Lignophenols (LP) are the derivatives of native lignin, which is an abundant organic polymer in the plant kingdom. This study investigated whether LP can attenuate vascular oxidative stress and inflammation in streptozotocin (STZ)-induced diabetic rats. The diabetic rats induced by a single intravenous injection of STZ were randomly divided into two groups fed either 0 or 1.0% LP-containing diet. After 5 weeks of treatment, the superoxide (O(2)(-)) production, mRNA expression levels of nicotinamide adenine dinucleotide (phosphate) (NAD(P)H) oxidase subunits, monocyte chemoattractant protein-1 (MCP-1) and its receptor C-C chemokine receptor 2 (CCR2), and protein expression level of inducible nitric oxide synthase (iNOS) were examined in the aorta of vehicle-injected control and diabetic rats treated with or without LP. The increased O(2)(-) production and mRNA expression levels of NAD(P)H oxidase subunits Nox4 and p47phox were found to be significantly reduced in the aorta of diabetic rats treated with LP. The mRNA expression of MCP-1 and CCR2, and the protein expression of iNOS were found to be increased in the aorta of untreated diabetic rats, whereas these levels were significantly lower in the LP-treated group. These findings suggest that LP could attenuate vascular oxidative stress and/or inflammation via inhibition of NAD(P)H oxidase. This may lead to an improvement in the vascular impairment of diabetes.

Lignophenols decrease oleate-induced apolipoprotein-B secretion in HepG2 cells.

Lignin is one of the components in the plant cell wall, after cellulose, making up 20-30% of the global plant biomass. Lignophenols (LPs) are derivatives of lignin with high phenolic function and antioxidant properties. However, their medicinal property is not well characterised. Apolipoprotein-B (apo-B) is an essential component in very low-density lipoprotein, and high levels of serum apolipoprotein-B (apo-B) are a major factor for coronary heart disease. In this study, we examined the effect of lignophenols on apo-B secretion in HepG2 cells. HepG2 cells were treated with varying concentrations of LPs and 0.8 mm sodium oleate. LPs decreased oleate-induced apo-B secretion in a dose-dependent manner.
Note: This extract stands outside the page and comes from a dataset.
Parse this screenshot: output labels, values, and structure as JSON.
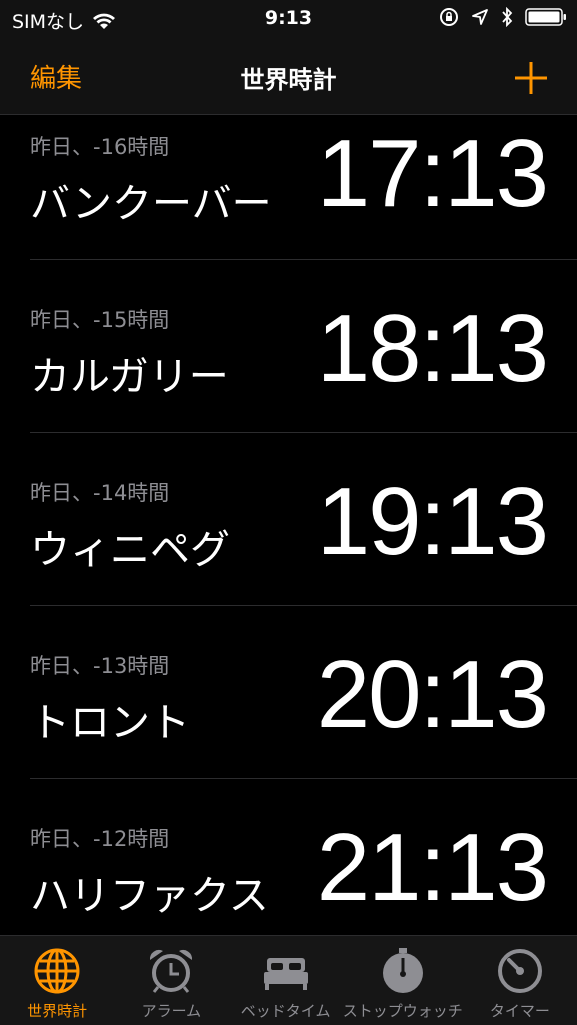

LPs also decreased oleate-induced microsomal triglyceride transfer protein (MTTP) mRNA expression and cellular total cholesterol, suggesting that lipid bioavailability and lipidation of lipoprotein are likely involved in the decreased secretion of apo-B. Furthermore, LPs decreased oleate-induced mature sterol regulatory element binding protein 2 (SREBP-2), a transcription factor that activates cholesterol biosynthesis. This is the first study to show that LPs can decrease oleate-induced apo-B secretion in HepG2 cells. The modulations of MTTP mRNA expression, cellular total cholesterol metabolism and mature SREBP-2 expression may be important factors in the regulation of apo-B secretion by LPs.
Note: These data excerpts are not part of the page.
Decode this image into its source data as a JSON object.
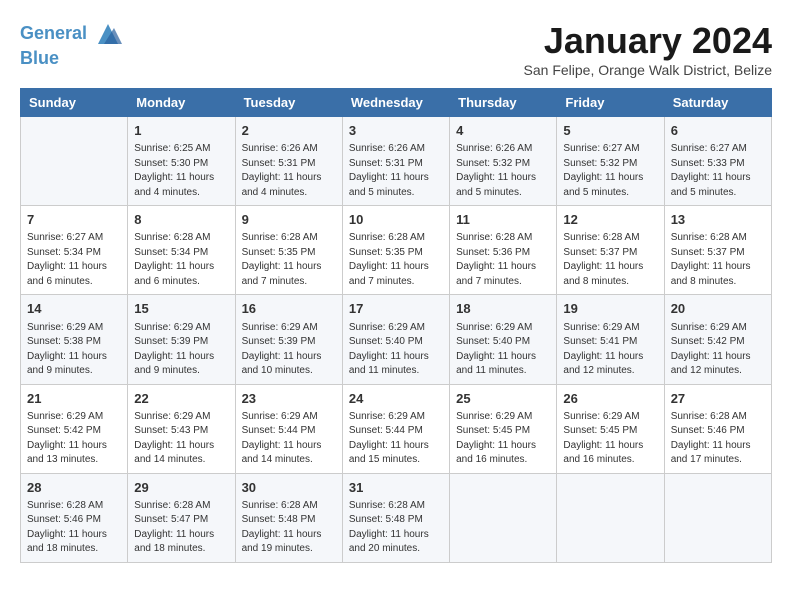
{
  "logo": {
    "line1": "General",
    "line2": "Blue"
  },
  "title": "January 2024",
  "subtitle": "San Felipe, Orange Walk District, Belize",
  "days_of_week": [
    "Sunday",
    "Monday",
    "Tuesday",
    "Wednesday",
    "Thursday",
    "Friday",
    "Saturday"
  ],
  "weeks": [
    [
      {
        "day": "",
        "sunrise": "",
        "sunset": "",
        "daylight": ""
      },
      {
        "day": "1",
        "sunrise": "6:25 AM",
        "sunset": "5:30 PM",
        "daylight": "11 hours and 4 minutes."
      },
      {
        "day": "2",
        "sunrise": "6:26 AM",
        "sunset": "5:31 PM",
        "daylight": "11 hours and 4 minutes."
      },
      {
        "day": "3",
        "sunrise": "6:26 AM",
        "sunset": "5:31 PM",
        "daylight": "11 hours and 5 minutes."
      },
      {
        "day": "4",
        "sunrise": "6:26 AM",
        "sunset": "5:32 PM",
        "daylight": "11 hours and 5 minutes."
      },
      {
        "day": "5",
        "sunrise": "6:27 AM",
        "sunset": "5:32 PM",
        "daylight": "11 hours and 5 minutes."
      },
      {
        "day": "6",
        "sunrise": "6:27 AM",
        "sunset": "5:33 PM",
        "daylight": "11 hours and 5 minutes."
      }
    ],
    [
      {
        "day": "7",
        "sunrise": "6:27 AM",
        "sunset": "5:34 PM",
        "daylight": "11 hours and 6 minutes."
      },
      {
        "day": "8",
        "sunrise": "6:28 AM",
        "sunset": "5:34 PM",
        "daylight": "11 hours and 6 minutes."
      },
      {
        "day": "9",
        "sunrise": "6:28 AM",
        "sunset": "5:35 PM",
        "daylight": "11 hours and 7 minutes."
      },
      {
        "day": "10",
        "sunrise": "6:28 AM",
        "sunset": "5:35 PM",
        "daylight": "11 hours and 7 minutes."
      },
      {
        "day": "11",
        "sunrise": "6:28 AM",
        "sunset": "5:36 PM",
        "daylight": "11 hours and 7 minutes."
      },
      {
        "day": "12",
        "sunrise": "6:28 AM",
        "sunset": "5:37 PM",
        "daylight": "11 hours and 8 minutes."
      },
      {
        "day": "13",
        "sunrise": "6:28 AM",
        "sunset": "5:37 PM",
        "daylight": "11 hours and 8 minutes."
      }
    ],
    [
      {
        "day": "14",
        "sunrise": "6:29 AM",
        "sunset": "5:38 PM",
        "daylight": "11 hours and 9 minutes."
      },
      {
        "day": "15",
        "sunrise": "6:29 AM",
        "sunset": "5:39 PM",
        "daylight": "11 hours and 9 minutes."
      },
      {
        "day": "16",
        "sunrise": "6:29 AM",
        "sunset": "5:39 PM",
        "daylight": "11 hours and 10 minutes."
      },
      {
        "day": "17",
        "sunrise": "6:29 AM",
        "sunset": "5:40 PM",
        "daylight": "11 hours and 11 minutes."
      },
      {
        "day": "18",
        "sunrise": "6:29 AM",
        "sunset": "5:40 PM",
        "daylight": "11 hours and 11 minutes."
      },
      {
        "day": "19",
        "sunrise": "6:29 AM",
        "sunset": "5:41 PM",
        "daylight": "11 hours and 12 minutes."
      },
      {
        "day": "20",
        "sunrise": "6:29 AM",
        "sunset": "5:42 PM",
        "daylight": "11 hours and 12 minutes."
      }
    ],
    [
      {
        "day": "21",
        "sunrise": "6:29 AM",
        "sunset": "5:42 PM",
        "daylight": "11 hours and 13 minutes."
      },
      {
        "day": "22",
        "sunrise": "6:29 AM",
        "sunset": "5:43 PM",
        "daylight": "11 hours and 14 minutes."
      },
      {
        "day": "23",
        "sunrise": "6:29 AM",
        "sunset": "5:44 PM",
        "daylight": "11 hours and 14 minutes."
      },
      {
        "day": "24",
        "sunrise": "6:29 AM",
        "sunset": "5:44 PM",
        "daylight": "11 hours and 15 minutes."
      },
      {
        "day": "25",
        "sunrise": "6:29 AM",
        "sunset": "5:45 PM",
        "daylight": "11 hours and 16 minutes."
      },
      {
        "day": "26",
        "sunrise": "6:29 AM",
        "sunset": "5:45 PM",
        "daylight": "11 hours and 16 minutes."
      },
      {
        "day": "27",
        "sunrise": "6:28 AM",
        "sunset": "5:46 PM",
        "daylight": "11 hours and 17 minutes."
      }
    ],
    [
      {
        "day": "28",
        "sunrise": "6:28 AM",
        "sunset": "5:46 PM",
        "daylight": "11 hours and 18 minutes."
      },
      {
        "day": "29",
        "sunrise": "6:28 AM",
        "sunset": "5:47 PM",
        "daylight": "11 hours and 18 minutes."
      },
      {
        "day": "30",
        "sunrise": "6:28 AM",
        "sunset": "5:48 PM",
        "daylight": "11 hours and 19 minutes."
      },
      {
        "day": "31",
        "sunrise": "6:28 AM",
        "sunset": "5:48 PM",
        "daylight": "11 hours and 20 minutes."
      },
      {
        "day": "",
        "sunrise": "",
        "sunset": "",
        "daylight": ""
      },
      {
        "day": "",
        "sunrise": "",
        "sunset": "",
        "daylight": ""
      },
      {
        "day": "",
        "sunrise": "",
        "sunset": "",
        "daylight": ""
      }
    ]
  ]
}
Lignin-derived lignophenols attenuate oxidative and inflammatory damage to the kidney in streptozotocin-induced diabetic rats.
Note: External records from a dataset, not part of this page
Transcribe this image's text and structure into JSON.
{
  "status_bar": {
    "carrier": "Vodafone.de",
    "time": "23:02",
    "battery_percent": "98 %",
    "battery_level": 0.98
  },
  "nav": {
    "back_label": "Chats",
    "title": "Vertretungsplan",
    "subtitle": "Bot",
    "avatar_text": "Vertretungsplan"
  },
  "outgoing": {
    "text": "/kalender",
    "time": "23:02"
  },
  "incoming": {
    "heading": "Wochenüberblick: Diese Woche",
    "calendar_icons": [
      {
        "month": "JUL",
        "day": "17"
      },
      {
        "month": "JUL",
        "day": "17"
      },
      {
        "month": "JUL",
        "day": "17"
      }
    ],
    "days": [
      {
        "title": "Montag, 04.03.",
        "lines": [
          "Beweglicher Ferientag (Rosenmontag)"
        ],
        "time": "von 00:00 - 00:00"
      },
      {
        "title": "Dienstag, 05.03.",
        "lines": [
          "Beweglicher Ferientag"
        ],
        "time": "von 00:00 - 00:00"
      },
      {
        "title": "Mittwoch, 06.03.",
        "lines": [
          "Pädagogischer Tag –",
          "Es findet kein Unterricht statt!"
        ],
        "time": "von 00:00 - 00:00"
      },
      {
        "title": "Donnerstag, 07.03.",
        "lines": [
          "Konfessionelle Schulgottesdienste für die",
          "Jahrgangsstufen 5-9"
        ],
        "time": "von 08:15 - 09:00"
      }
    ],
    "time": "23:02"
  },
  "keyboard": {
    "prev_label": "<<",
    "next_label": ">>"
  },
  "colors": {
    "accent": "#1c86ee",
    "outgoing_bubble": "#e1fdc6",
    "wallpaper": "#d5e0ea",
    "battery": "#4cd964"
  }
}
This study investigated the effects of lignin-derived lignophenols (LPs) on the oxidative stress and infiltration of macrophages in the kidney of streptozotocin (STZ)-induced diabetic rats. The diabetic rats were divided into four groups with 0%, 0.11%, 0.33% and 1.0% LP diets. The vehicle-injected controls were given a commercial diet. At 5 weeks, superoxide (O(2)(-)) production, macrophage kinetics, the degree of fibrosis in glomeruli and mRNA expression for monocyte chemoattractant protein-1 (MCP-1) were examined. The NADPH-stimulated O(2)(-) levels in the kidney of the diabetic rats treated with 1.0% LP were significantly lower than those in untreated diabetic rats. The number of macrophages, levels of MCP-1 mRNA expression and degree of glomerular fibrosis increased in untreated LP and these levels were significantly lower in 1.0%LP-treated rats. The results suggested that LPs suppress the excess oxidative stress, the infiltration and activation of macrophages and the glomerular expansion in STZ-induced diabetic kidneys.